At Amazon, it’s the worker vs the algorithm

The company became the world’s largest online retailer by outsourcing its sprawling operations to automation.
6 July 2021

The average Amazon flex driver could have their fate determined by a machine’s algorithm. Source: Patrick T Fallon/AFP/Getty Images

  • It’s a grim glimpse of a future in which AI is the boss — and employees are disposable.
  • Amazon uses a computer system to automatically track and fire hundreds of fulfillment center employees for failing to meet productivity quotas.

For decades, many have warned of a looming automation crisis — one where workers are gradually, then all at once, replaced by intelligent machines. Those warnings however mask the fact that an automation crisis has already arrived. The robots are here, they’re working in management, and they are even determining if workers stay or go. Within the walls of e-commerce and logistics giant Amazon for instance, an AI-driven algorithm is used to determine when an Amazon Flex driver has outlived their usefulness and needs to be let go. 

As dystopian as it sounds, according to an investigation by Bloomberg, Amazon is dealing with its Flex drivers in such ways. The online retail giant has recently replaced its middle management and human resources workers with artificial intelligence that monitors, surveils, and might even hire and fire the Amazon flex driver. The Amazon Flex driver is considered to be a “gig” worker, you see, who handle packages that haven’t made it onto an Amazon van but need to be delivered the same day. 

To begin with, Amazon became the world’s largest online retailer in part by outsourcing its sprawling operations to machine-based algorithms — sets of computer code designed to solve specific problems.
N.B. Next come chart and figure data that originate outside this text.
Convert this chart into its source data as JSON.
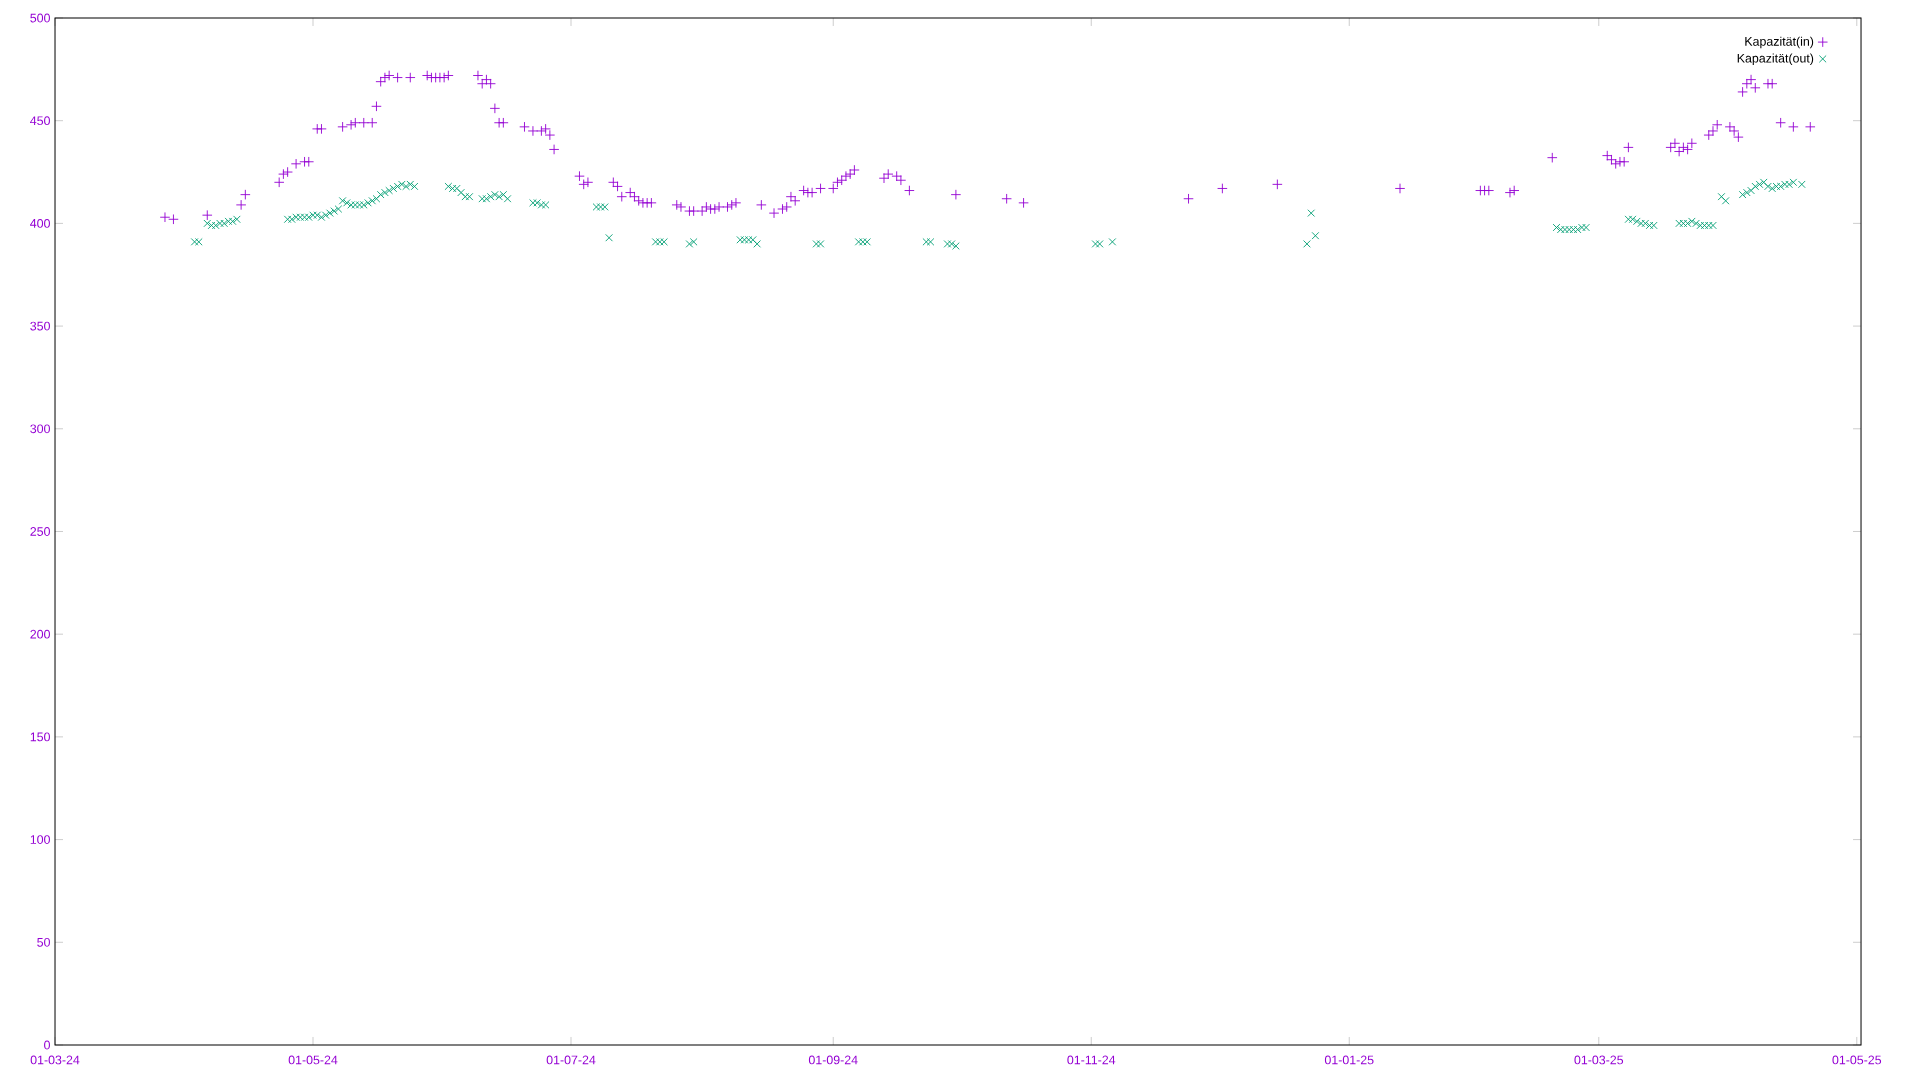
{
  "chart_data": {
    "type": "scatter",
    "xlim": [
      "2024-03-01",
      "2025-05-02"
    ],
    "ylim": [
      0,
      500
    ],
    "xticks": [
      {
        "value": "2024-03-01",
        "label": "01-03-24"
      },
      {
        "value": "2024-05-01",
        "label": "01-05-24"
      },
      {
        "value": "2024-07-01",
        "label": "01-07-24"
      },
      {
        "value": "2024-09-01",
        "label": "01-09-24"
      },
      {
        "value": "2024-11-01",
        "label": "01-11-24"
      },
      {
        "value": "2025-01-01",
        "label": "01-01-25"
      },
      {
        "value": "2025-03-01",
        "label": "01-03-25"
      },
      {
        "value": "2025-05-01",
        "label": "01-05-25"
      }
    ],
    "yticks": [
      0,
      50,
      100,
      150,
      200,
      250,
      300,
      350,
      400,
      450,
      500
    ],
    "legend": "top right",
    "series": [
      {
        "name": "Kapazität(in)",
        "color": "#9400d3",
        "marker": "plus",
        "x": [
          "2024-03-27",
          "2024-03-29",
          "2024-04-06",
          "2024-04-14",
          "2024-04-15",
          "2024-04-23",
          "2024-04-24",
          "2024-04-25",
          "2024-04-27",
          "2024-04-29",
          "2024-04-30",
          "2024-05-02",
          "2024-05-03",
          "2024-05-08",
          "2024-05-10",
          "2024-05-11",
          "2024-05-13",
          "2024-05-15",
          "2024-05-16",
          "2024-05-17",
          "2024-05-18",
          "2024-05-19",
          "2024-05-21",
          "2024-05-24",
          "2024-05-28",
          "2024-05-29",
          "2024-05-30",
          "2024-05-31",
          "2024-06-01",
          "2024-06-02",
          "2024-06-09",
          "2024-06-10",
          "2024-06-11",
          "2024-06-12",
          "2024-06-13",
          "2024-06-14",
          "2024-06-15",
          "2024-06-20",
          "2024-06-22",
          "2024-06-24",
          "2024-06-25",
          "2024-06-26",
          "2024-06-27",
          "2024-07-03",
          "2024-07-04",
          "2024-07-05",
          "2024-07-11",
          "2024-07-12",
          "2024-07-13",
          "2024-07-15",
          "2024-07-16",
          "2024-07-17",
          "2024-07-18",
          "2024-07-19",
          "2024-07-20",
          "2024-07-26",
          "2024-07-27",
          "2024-07-29",
          "2024-07-30",
          "2024-08-01",
          "2024-08-02",
          "2024-08-03",
          "2024-08-04",
          "2024-08-05",
          "2024-08-07",
          "2024-08-08",
          "2024-08-09",
          "2024-08-15",
          "2024-08-18",
          "2024-08-20",
          "2024-08-21",
          "2024-08-22",
          "2024-08-23",
          "2024-08-25",
          "2024-08-26",
          "2024-08-27",
          "2024-08-29",
          "2024-09-01",
          "2024-09-02",
          "2024-09-03",
          "2024-09-04",
          "2024-09-05",
          "2024-09-06",
          "2024-09-13",
          "2024-09-14",
          "2024-09-16",
          "2024-09-17",
          "2024-09-19",
          "2024-09-30",
          "2024-10-12",
          "2024-10-16",
          "2024-11-24",
          "2024-12-02",
          "2024-12-15",
          "2025-01-13",
          "2025-02-01",
          "2025-02-02",
          "2025-02-03",
          "2025-02-08",
          "2025-02-09",
          "2025-02-18",
          "2025-03-03",
          "2025-03-04",
          "2025-03-05",
          "2025-03-06",
          "2025-03-07",
          "2025-03-08",
          "2025-03-18",
          "2025-03-19",
          "2025-03-20",
          "2025-03-21",
          "2025-03-22",
          "2025-03-23",
          "2025-03-27",
          "2025-03-28",
          "2025-03-29",
          "2025-04-01",
          "2025-04-02",
          "2025-04-03",
          "2025-04-04",
          "2025-04-05",
          "2025-04-06",
          "2025-04-07",
          "2025-04-10",
          "2025-04-11",
          "2025-04-13",
          "2025-04-16",
          "2025-04-20"
        ],
        "values": [
          403,
          402,
          404,
          409,
          414,
          420,
          424,
          425,
          429,
          430,
          430,
          446,
          446,
          447,
          448,
          449,
          449,
          449,
          457,
          469,
          471,
          472,
          471,
          471,
          472,
          471,
          471,
          471,
          471,
          472,
          472,
          468,
          470,
          468,
          456,
          449,
          449,
          447,
          445,
          445,
          446,
          443,
          436,
          423,
          419,
          420,
          420,
          418,
          413,
          415,
          413,
          411,
          410,
          410,
          410,
          409,
          408,
          406,
          406,
          406,
          408,
          407,
          407,
          408,
          408,
          409,
          410,
          409,
          405,
          407,
          408,
          413,
          411,
          416,
          415,
          415,
          417,
          417,
          420,
          421,
          423,
          424,
          426,
          422,
          424,
          423,
          421,
          416,
          414,
          412,
          410,
          412,
          417,
          419,
          417,
          416,
          416,
          416,
          415,
          416,
          432,
          433,
          431,
          429,
          430,
          430,
          437,
          437,
          439,
          435,
          437,
          436,
          439,
          443,
          445,
          448,
          447,
          445,
          442,
          464,
          468,
          470,
          466,
          468,
          468,
          449,
          447,
          447
        ]
      },
      {
        "name": "Kapazität(out)",
        "color": "#009e73",
        "marker": "cross",
        "x": [
          "2024-04-03",
          "2024-04-04",
          "2024-04-06",
          "2024-04-07",
          "2024-04-08",
          "2024-04-09",
          "2024-04-10",
          "2024-04-11",
          "2024-04-12",
          "2024-04-13",
          "2024-04-25",
          "2024-04-26",
          "2024-04-27",
          "2024-04-28",
          "2024-04-29",
          "2024-04-30",
          "2024-05-01",
          "2024-05-02",
          "2024-05-03",
          "2024-05-04",
          "2024-05-05",
          "2024-05-06",
          "2024-05-07",
          "2024-05-08",
          "2024-05-09",
          "2024-05-10",
          "2024-05-11",
          "2024-05-12",
          "2024-05-13",
          "2024-05-14",
          "2024-05-15",
          "2024-05-16",
          "2024-05-17",
          "2024-05-18",
          "2024-05-19",
          "2024-05-20",
          "2024-05-21",
          "2024-05-22",
          "2024-05-23",
          "2024-05-24",
          "2024-05-25",
          "2024-06-02",
          "2024-06-03",
          "2024-06-04",
          "2024-06-05",
          "2024-06-06",
          "2024-06-07",
          "2024-06-10",
          "2024-06-11",
          "2024-06-12",
          "2024-06-13",
          "2024-06-14",
          "2024-06-15",
          "2024-06-16",
          "2024-06-22",
          "2024-06-23",
          "2024-06-24",
          "2024-06-25",
          "2024-07-07",
          "2024-07-08",
          "2024-07-09",
          "2024-07-10",
          "2024-07-21",
          "2024-07-22",
          "2024-07-23",
          "2024-07-29",
          "2024-07-30",
          "2024-08-10",
          "2024-08-11",
          "2024-08-12",
          "2024-08-13",
          "2024-08-14",
          "2024-08-28",
          "2024-08-29",
          "2024-09-07",
          "2024-09-08",
          "2024-09-09",
          "2024-09-23",
          "2024-09-24",
          "2024-09-28",
          "2024-09-29",
          "2024-09-30",
          "2024-11-02",
          "2024-11-03",
          "2024-11-06",
          "2024-12-22",
          "2024-12-23",
          "2024-12-24",
          "2025-02-19",
          "2025-02-20",
          "2025-02-21",
          "2025-02-22",
          "2025-02-23",
          "2025-02-24",
          "2025-02-25",
          "2025-02-26",
          "2025-03-08",
          "2025-03-09",
          "2025-03-10",
          "2025-03-11",
          "2025-03-12",
          "2025-03-13",
          "2025-03-14",
          "2025-03-20",
          "2025-03-21",
          "2025-03-22",
          "2025-03-23",
          "2025-03-24",
          "2025-03-25",
          "2025-03-26",
          "2025-03-27",
          "2025-03-28",
          "2025-03-30",
          "2025-03-31",
          "2025-04-04",
          "2025-04-05",
          "2025-04-06",
          "2025-04-07",
          "2025-04-08",
          "2025-04-09",
          "2025-04-10",
          "2025-04-11",
          "2025-04-12",
          "2025-04-13",
          "2025-04-14",
          "2025-04-15",
          "2025-04-16",
          "2025-04-18"
        ],
        "values": [
          391,
          391,
          400,
          399,
          399,
          400,
          400,
          401,
          401,
          402,
          402,
          402,
          403,
          403,
          403,
          403,
          404,
          404,
          403,
          404,
          405,
          406,
          407,
          411,
          410,
          409,
          409,
          409,
          409,
          410,
          411,
          412,
          414,
          415,
          416,
          417,
          418,
          419,
          418,
          419,
          418,
          418,
          417,
          417,
          415,
          413,
          413,
          412,
          412,
          413,
          414,
          413,
          414,
          412,
          410,
          410,
          409,
          409,
          408,
          408,
          408,
          393,
          391,
          391,
          391,
          390,
          391,
          392,
          392,
          392,
          392,
          390,
          390,
          390,
          391,
          391,
          391,
          391,
          391,
          390,
          390,
          389,
          390,
          390,
          391,
          390,
          405,
          394,
          398,
          397,
          397,
          397,
          397,
          397,
          398,
          398,
          402,
          402,
          401,
          400,
          400,
          399,
          399,
          400,
          400,
          400,
          401,
          400,
          399,
          399,
          399,
          399,
          413,
          411,
          414,
          415,
          416,
          418,
          419,
          420,
          418,
          417,
          418,
          418,
          419,
          419,
          420,
          419
        ]
      }
    ]
  }
}
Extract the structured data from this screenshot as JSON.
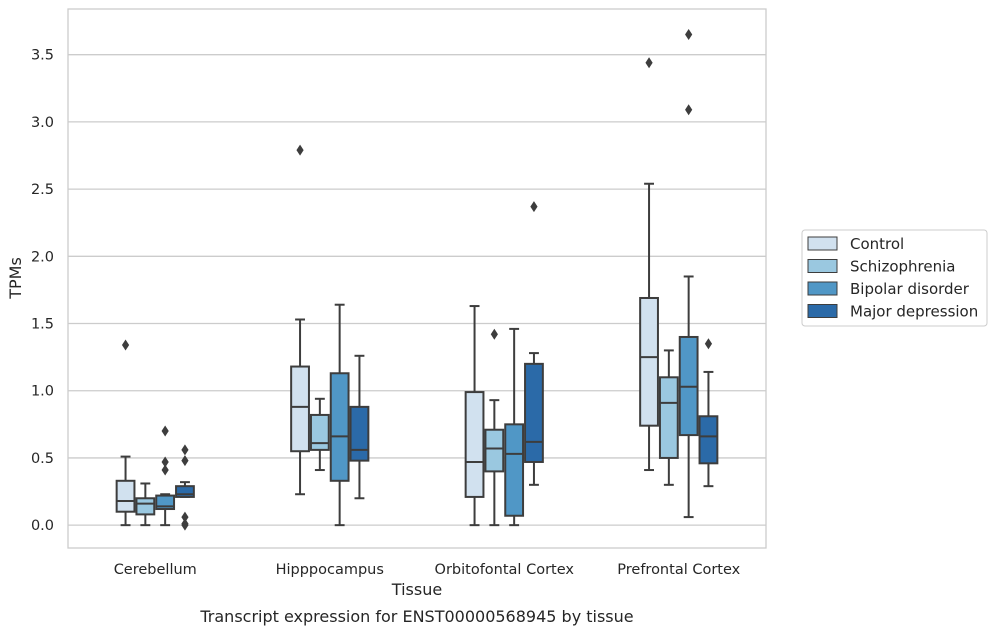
{
  "caption": "Transcript expression for ENST00000568945 by tissue",
  "chart_data": {
    "type": "box",
    "xlabel": "Tissue",
    "ylabel": "TPMs",
    "ylim": [
      -0.17,
      3.84
    ],
    "yticks": [
      0.0,
      0.5,
      1.0,
      1.5,
      2.0,
      2.5,
      3.0,
      3.5
    ],
    "ytick_labels": [
      "0.0",
      "0.5",
      "1.0",
      "1.5",
      "2.0",
      "2.5",
      "3.0",
      "3.5"
    ],
    "grid": "horizontal",
    "legend_position": "right",
    "categories": [
      "Cerebellum",
      "Hipppocampus",
      "Orbitofontal Cortex",
      "Prefrontal Cortex"
    ],
    "series": [
      {
        "name": "Control",
        "color": "#d1e1ef",
        "boxes": [
          {
            "whisker_low": 0.0,
            "q1": 0.1,
            "median": 0.18,
            "q3": 0.33,
            "whisker_high": 0.51,
            "outliers": [
              1.34
            ]
          },
          {
            "whisker_low": 0.23,
            "q1": 0.55,
            "median": 0.88,
            "q3": 1.18,
            "whisker_high": 1.53,
            "outliers": [
              2.79
            ]
          },
          {
            "whisker_low": 0.0,
            "q1": 0.21,
            "median": 0.47,
            "q3": 0.99,
            "whisker_high": 1.63,
            "outliers": []
          },
          {
            "whisker_low": 0.41,
            "q1": 0.74,
            "median": 1.25,
            "q3": 1.69,
            "whisker_high": 2.54,
            "outliers": [
              3.44
            ]
          }
        ]
      },
      {
        "name": "Schizophrenia",
        "color": "#9ac8e0",
        "boxes": [
          {
            "whisker_low": 0.0,
            "q1": 0.08,
            "median": 0.16,
            "q3": 0.2,
            "whisker_high": 0.31,
            "outliers": []
          },
          {
            "whisker_low": 0.41,
            "q1": 0.56,
            "median": 0.61,
            "q3": 0.82,
            "whisker_high": 0.94,
            "outliers": []
          },
          {
            "whisker_low": 0.0,
            "q1": 0.4,
            "median": 0.57,
            "q3": 0.71,
            "whisker_high": 0.93,
            "outliers": [
              1.42
            ]
          },
          {
            "whisker_low": 0.3,
            "q1": 0.5,
            "median": 0.91,
            "q3": 1.1,
            "whisker_high": 1.3,
            "outliers": []
          }
        ]
      },
      {
        "name": "Bipolar disorder",
        "color": "#5097c6",
        "boxes": [
          {
            "whisker_low": 0.0,
            "q1": 0.12,
            "median": 0.14,
            "q3": 0.22,
            "whisker_high": 0.23,
            "outliers": [
              0.7,
              0.47,
              0.41
            ]
          },
          {
            "whisker_low": 0.0,
            "q1": 0.33,
            "median": 0.66,
            "q3": 1.13,
            "whisker_high": 1.64,
            "outliers": []
          },
          {
            "whisker_low": 0.0,
            "q1": 0.07,
            "median": 0.53,
            "q3": 0.75,
            "whisker_high": 1.46,
            "outliers": []
          },
          {
            "whisker_low": 0.06,
            "q1": 0.67,
            "median": 1.03,
            "q3": 1.4,
            "whisker_high": 1.85,
            "outliers": [
              3.65,
              3.09
            ]
          }
        ]
      },
      {
        "name": "Major depression",
        "color": "#2b6aa8",
        "boxes": [
          {
            "whisker_low": 0.21,
            "q1": 0.21,
            "median": 0.23,
            "q3": 0.29,
            "whisker_high": 0.32,
            "outliers": [
              0.56,
              0.48,
              0.06,
              0.01,
              0.0
            ]
          },
          {
            "whisker_low": 0.2,
            "q1": 0.48,
            "median": 0.56,
            "q3": 0.88,
            "whisker_high": 1.26,
            "outliers": []
          },
          {
            "whisker_low": 0.3,
            "q1": 0.47,
            "median": 0.62,
            "q3": 1.2,
            "whisker_high": 1.28,
            "outliers": [
              2.37
            ]
          },
          {
            "whisker_low": 0.29,
            "q1": 0.46,
            "median": 0.66,
            "q3": 0.81,
            "whisker_high": 1.14,
            "outliers": [
              1.35
            ]
          }
        ]
      }
    ]
  }
}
For years, the company has used algorithms to manage the millions of third-party merchants on its online marketplace, drawing complaints that sellers have been booted off after being falsely accused of selling counterfeit goods and jacking up prices.

Not Amazon HR, but the algorithm tracking workflow

In the case of fulfillment leader Amazon, the algorithm received information about the times the drivers were active, how many deliveries they made in that time, and whether delivered packages fell victim to theft by so-called “porch pirates”. These numbers were crunched into a rating for each individual driver. One too many bad ratings and the driver could expect to get the mail that told them their services were no longer needed.

Bloomberg interviewed 15 Flex drivers, including four who say they were wrongly terminated, as well as former Amazon managers who say the largely automated system is insufficiently aware of the variables and challenges drivers face every day. Frankly speaking, it is not even the blind trust in the algorithm that is infuriating. It’s the shrug when such a life-changing decision is left to a machine.

Bloomberg says many Amazon Flex drivers did not take their dispute to arbitration because of a US$200 fee and little expectation of success. In doing that, they may also have denied the algorithm the kind of “false positive” data it would need in order to improve. Former Amazon managers who spoke to Bloomberg accuse their old employer of knowing that delegating work to algorithms would lead to mistakes and damaging headlines. Instead, they say, Amazon decided it was cheaper to trust the algorithms than pay people to investigate mistaken firings, so long as the drivers could be replaced easily.

Should we fear such an approach?

Now, it is predicted that robots could replace as many as two million more workers in manufacturing alone by 2025, according to a recent paper by economists at MIT and Boston University.  The World Economic Forum (WEF) also concluded in a recent report that “a new generation of smart machines, fueled by rapid advances in artificial intelligence (AI) and robotics, could potentially replace a large proportion of existing human jobs.” 

Experts have called for regulations forcing companies to be transparent about how algorithms affect people, giving them the information they need to call out and correct mistakes. Legislators have studied the matter but have been slow to enact rules to prevent harm. Just in December, Senator Chris Coons of Delaware introduced the Algorithmic Fairness Act. The act requires the Federal Trade Commission to create rules that ensure algorithms are being used equitably and that those affected by their decisions are informed and have the opportunity to reverse mistakes.